I'll be honest - I was nervous for HOKA. I've been a fan of Nahko & Medicine for the People before they gained much mainstream traction, and hearing that they had signed to a record label, moved to LA, and adopted a bit of a different sound scared me. Why? Partially for selfish reasons: I didn't want them to "sell out" and become "too pop", but also because I was just scared their music would be overproduced and that they'd lose their unique, worldly, spiritual sound that I love so much... I'm so very happy to admit I was completely wrong.

Is HOKA more poppy than their previous releases? Sure. But is that a bad thing? Nope. I'm so proud of MFTP and their success. And as a fellow tribe member said to me recently, so maybe their sound is more "mainstream" on this record... but that means we're spreading the musical medicine even further, to new ears who may not have been fans of their previous releases. And isn't spreading the love the whole point?

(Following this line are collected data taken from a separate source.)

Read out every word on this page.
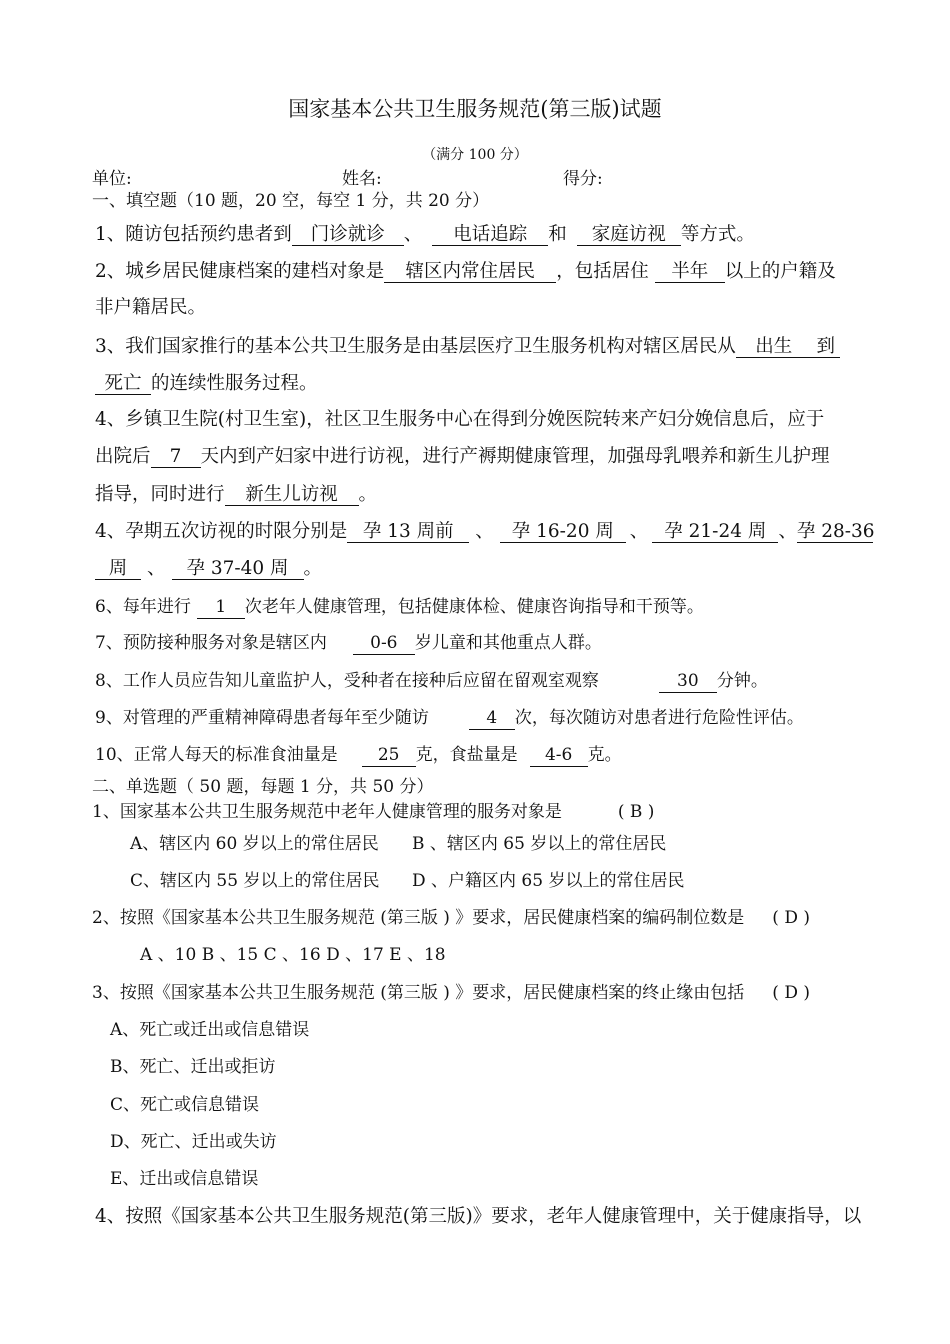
国家基本公共卫生服务规范(第三版)试题
（满分 100 分）
单位:	姓名:	得分:
一、填空题（10 题，20 空，每空 1 分，共 20 分）
1、随访包括预约患者到 门诊就诊 、 电话追踪 和 家庭访视 等方式。
2、城乡居民健康档案的建档对象是 辖区内常住居民 ，包括居住 半年 以上的户籍及
非户籍居民。
3、我们国家推行的基本公共卫生服务是由基层医疗卫生服务机构对辖区居民从 出生 到
死亡 的连续性服务过程。
4、乡镇卫生院(村卫生室)，社区卫生服务中心在得到分娩医院转来产妇分娩信息后，应于
出院后 7 天内到产妇家中进行访视，进行产褥期健康管理，加强母乳喂养和新生儿护理
指导，同时进行 新生儿访视 。
4、孕期五次访视的时限分别是 孕 13 周前 、 孕 16-20 周 、 孕 21-24 周 、孕 28-36
周 、 孕 37-40 周 。
6、每年进行 1 次老年人健康管理，包括健康体检、健康咨询指导和干预等。
7、预防接种服务对象是辖区内	0-6 岁儿童和其他重点人群。
8、工作人员应告知儿童监护人，受种者在接种后应留在留观室观察	30 分钟。
9、对管理的严重精神障碍患者每年至少随访	4 次，每次随访对患者进行危险性评估。
10、正常人每天的标准食油量是 25 克，食盐量是 4-6 克。
二、单选题（ 50 题，每题 1 分，共 50 分）
1、国家基本公共卫生服务规范中老年人健康管理的服务对象是	( B )
A、辖区内 60 岁以上的常住居民 B 、辖区内 65 岁以上的常住居民
C、辖区内 55 岁以上的常住居民 D 、户籍区内 65 岁以上的常住居民
2、按照《国家基本公共卫生服务规范 (第三版 ) 》要求，居民健康档案的编码制位数是 ( D )
A 、10 B 、15 C 、16 D 、17 E 、18
3、按照《国家基本公共卫生服务规范 (第三版 ) 》要求，居民健康档案的终止缘由包括 ( D )
A、死亡或迁出或信息错误
B、死亡、迁出或拒访
C、死亡或信息错误
D、死亡、迁出或失访
E、迁出或信息错误
4、按照《国家基本公共卫生服务规范(第三版)》要求，老年人健康管理中，关于健康指导，以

"Angels come when you least expect 'em, I've seen some crazy dreams manifested."

Besides a few more radio-friendly sounds and a bit more electric guitar than usual, HOKA also features a softer side of Nahko Bear, with love songs like Tus Pies and We are on Time making me shake and cry at the same dang time. The band is different on this record, with Dustin Thomas doing his thing and traveling the world and Hope Medford becoming a momma and all. Though those two are irreplaceable, the addition of horns, a new drummer, and some smooth bass guitar make for a lovely medley of culture, talents, and vibes, too.

While this album may have some of the most pop Nahko + MFTP has created, it also has some of the most powerful. It's a carefully curated blend of dance inciting rhythmic tunes with heavy, spiritual ballads. An early leak, Love Letters to God, stole my heart immediately. Regardless of your faith (me? idk, really) LLTG is an undeniable, inspirational piece of art. The kind that rips your stomach out and tugs at your heart simultaneously...

Now that's what music is supposed to do.

"We are animals, and we cannot be caged - Provoke us to fight, So we burn a little sage and write poetry, wiser than the enemy will ever be."

In addition to the single Make a Change featuring Zella Day, HOKA also boasts features from Trevor Hall, Xavier Rudd, Joseph, & Leah Song of Rising Appalachia. Yeah, he got my favorite voice ever (TH, of course) on this record so that pretty much sealed the deal. Could this song be any more perfect? Seriously. I don't think it's possible.

"I call to the spirit, brother I hear it - union of all things like words on the sky."

If you don't know this about me yet, you'll be probably be interested to learn that I place great faith in my intuition, and listen carefully to the stars. Timing is everything and crazy as I may sound, musical medicine always finds me at the most divine of hours. The hours when I am least faithful, most fearful, and most alone.

Dark as Night found me when Ferguson mourned, when Staten Island couldn't breathe, and when Baltimore burned. No one understood me then, but Warrior People made me strong. Black as Night made me believe we'd do better.

And HOKA found me the weekend two senseless murders occurred. Both, too close to home - a YouTuber and a nightclub. Now, I don't understand enough. And whether intentional or not, both the former (can't breathe cause you're choking out a war in me) and the latter (carry your flag, carry your flag - I got your back) are evident on HOKA.

 I needed this album. You might need it too.